Pressure to investigate UArts closure ramps up with latest letter from faculty union
Union members handed out leaflets in board chair Judson Aaron's neighborhood, targeting him for failing to schedule federally mandated negotiations with faculty and staff over closure terms.
University of the Arts faculty, laid off en masse when the school closed abruptly June 7, are pressuring the Pennsylvania attorney general to launch a formal investigation into what went wrong in its catastrophic final days.
The union that represents faculty — which is also attempting to push the university’s board of trustees into scheduling federally mandated bargaining sessions over closing terms — joined calls for investigations, sending a letter to the attorney general’s office seeking support for a state probe.
“The University of the Arts has provided little public information related to its financial collapse and imminent closure and subsequent loss of accreditation from the Middle States Council on Higher Education,” union leaders wrote in the letter, circulated in an online petition.
“Nevertheless, the university engaged in frequent marketing campaigns about its viability and prestige, grew its real estate and investment portfolio to a $200 million valuation, and placed multiple members on its board of trustees with significant financial and real estate development experience — individuals who would and should have been expected to exercise greater care and oversight of university operations.”
A spokesperson for Pennsylvania Attorney General Michelle Henry said that officials are “very concerned by the sudden closure of the University of the Arts” and said the office was “reviewing the circumstances of the closure and any transfer or loss of assets” but would not confirm an investigation.
Separately, both State Rep. Ben Waxman (D., Philadelphia) and the Philadelphia City Council’s education committee are holding hearings on the closure. The state hearing is scheduled for Monday at the William Way Center in Center City; no date for the city hearing has been announced.
Bradley Philbert, the faculty union’s executive vice president and a former University of the Arts adjunct professor, said no one from the school will commit to sessions to begin “impact bargaining” over closure terms, as is legally required.

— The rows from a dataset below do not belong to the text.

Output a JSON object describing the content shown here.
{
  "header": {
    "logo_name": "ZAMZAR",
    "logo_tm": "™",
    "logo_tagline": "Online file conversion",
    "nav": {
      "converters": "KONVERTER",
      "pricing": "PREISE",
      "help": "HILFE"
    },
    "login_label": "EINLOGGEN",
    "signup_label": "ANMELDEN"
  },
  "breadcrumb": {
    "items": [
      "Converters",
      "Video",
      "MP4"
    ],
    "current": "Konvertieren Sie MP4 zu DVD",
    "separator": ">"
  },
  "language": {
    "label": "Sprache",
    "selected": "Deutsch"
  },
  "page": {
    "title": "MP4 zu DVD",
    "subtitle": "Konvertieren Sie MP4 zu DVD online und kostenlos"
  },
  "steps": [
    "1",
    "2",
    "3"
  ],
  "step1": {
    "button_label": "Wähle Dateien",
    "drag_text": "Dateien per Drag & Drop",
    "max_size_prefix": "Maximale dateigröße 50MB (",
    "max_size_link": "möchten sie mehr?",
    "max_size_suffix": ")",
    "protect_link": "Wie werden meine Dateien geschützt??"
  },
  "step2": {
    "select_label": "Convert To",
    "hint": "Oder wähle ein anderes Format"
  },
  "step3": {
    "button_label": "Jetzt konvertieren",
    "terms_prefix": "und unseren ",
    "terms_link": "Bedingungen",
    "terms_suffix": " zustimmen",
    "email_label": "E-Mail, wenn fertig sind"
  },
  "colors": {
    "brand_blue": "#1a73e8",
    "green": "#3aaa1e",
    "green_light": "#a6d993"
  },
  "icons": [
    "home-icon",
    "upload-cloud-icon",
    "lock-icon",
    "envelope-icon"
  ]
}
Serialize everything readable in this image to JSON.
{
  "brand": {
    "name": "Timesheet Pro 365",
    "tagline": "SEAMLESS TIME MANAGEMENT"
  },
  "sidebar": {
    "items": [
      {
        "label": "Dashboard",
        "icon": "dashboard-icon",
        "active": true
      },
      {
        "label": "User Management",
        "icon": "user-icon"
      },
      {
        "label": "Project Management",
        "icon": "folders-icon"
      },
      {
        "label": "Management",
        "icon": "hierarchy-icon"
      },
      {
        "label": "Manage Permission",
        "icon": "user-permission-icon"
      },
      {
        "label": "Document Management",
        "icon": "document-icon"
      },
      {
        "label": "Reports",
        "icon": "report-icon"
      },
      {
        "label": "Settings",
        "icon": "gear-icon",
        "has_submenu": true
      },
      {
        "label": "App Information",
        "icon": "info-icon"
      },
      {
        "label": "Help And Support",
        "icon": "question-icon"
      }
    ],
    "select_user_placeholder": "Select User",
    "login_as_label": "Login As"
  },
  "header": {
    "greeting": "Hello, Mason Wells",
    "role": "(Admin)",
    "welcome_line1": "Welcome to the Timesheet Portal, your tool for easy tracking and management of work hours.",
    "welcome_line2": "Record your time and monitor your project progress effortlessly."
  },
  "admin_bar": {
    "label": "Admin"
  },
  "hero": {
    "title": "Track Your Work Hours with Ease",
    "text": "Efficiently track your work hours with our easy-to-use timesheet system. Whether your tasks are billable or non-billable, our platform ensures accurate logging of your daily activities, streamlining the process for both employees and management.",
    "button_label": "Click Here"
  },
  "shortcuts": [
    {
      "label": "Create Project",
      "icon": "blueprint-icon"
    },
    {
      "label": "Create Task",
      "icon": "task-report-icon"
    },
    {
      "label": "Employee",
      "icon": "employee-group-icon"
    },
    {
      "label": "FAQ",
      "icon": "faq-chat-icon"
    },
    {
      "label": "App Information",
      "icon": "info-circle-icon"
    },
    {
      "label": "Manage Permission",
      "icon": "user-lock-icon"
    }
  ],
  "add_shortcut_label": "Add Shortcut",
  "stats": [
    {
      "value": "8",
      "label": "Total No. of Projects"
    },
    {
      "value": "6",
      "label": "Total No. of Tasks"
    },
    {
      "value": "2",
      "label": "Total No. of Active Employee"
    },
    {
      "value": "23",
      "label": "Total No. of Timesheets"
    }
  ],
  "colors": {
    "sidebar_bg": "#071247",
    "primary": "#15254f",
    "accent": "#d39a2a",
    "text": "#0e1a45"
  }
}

To that end, union members showed up outside board chair Judson Aaron’s home in the city’s Queen Village section Wednesday to demand answers and hand out leaflets to neighbors.
“UArts Board Chair Jud Aaron lives in your neighborhood. He closed the University of the Arts and laid off hundreds of staff and faculty with one week notice! Now he has no plan to negotiate with UArts Faculty & Staff Union?” read a flier stuck under car windshield wipers and tacked to light poles.
More in-person actions are planned if no negotiations are scheduled, Philbert said.
Legal action continues
Four groups of faculty, students and staff have sued the university since the closure announcement.
Each of the lawsuits — including the latest, which was filed Wednesday in federal court by two former University of the Arts students — seeks class-action designation, which would allow the lawyers involved to lead the legal fight on behalf of all of University of the Arts’ former students and employees.
In two of the lawsuits, more than 20 former employees claim administrators violated a federal law requiring employers to give at least 60 days’ written notice of mass layoffs when they announced their intention to shut the university just a week before the closure.
They’re seeking two months’ pay as well as money to cover their accrued vacation time and health benefits over the same period.
A judge has yet to set a hearing in those cases.
Though they originally began as separate lawsuits — one brought by a group of largely nonunion employees, and another filed chiefly by workers represented by the union — both groups signaled to the court this week that they intend to combine their cases and pursue similar legal claims. The students’ lawsuits — brought on behalf of 16 plaintiffs, many of whom were expecting to attend University of the Arts in the fall before its sudden closure — seek damages for fraud, breach of contract, unjust enrichment and unfair trade practices
They say the university cheated its students by failing to disclose its precarious financial position while continuing to recruit for and accept applications for the 2024-25 school year.
“The abrupt closure of [the university] has caused considerable financial distress to its now former students who relied on its continuing operation and accreditation when they enrolled, obtained loans, and, in many instances, relocated to Philadelphia to attend,” said attorney Joe Sauder, who is representing the two students who filed complaints on Wednesday.
Attorneys for University of the Arts have not yet responded to any of the legal actions in court, and university officials have not responded to requests for comment.
Staff writer Gillian McGoldrick contributed to this article.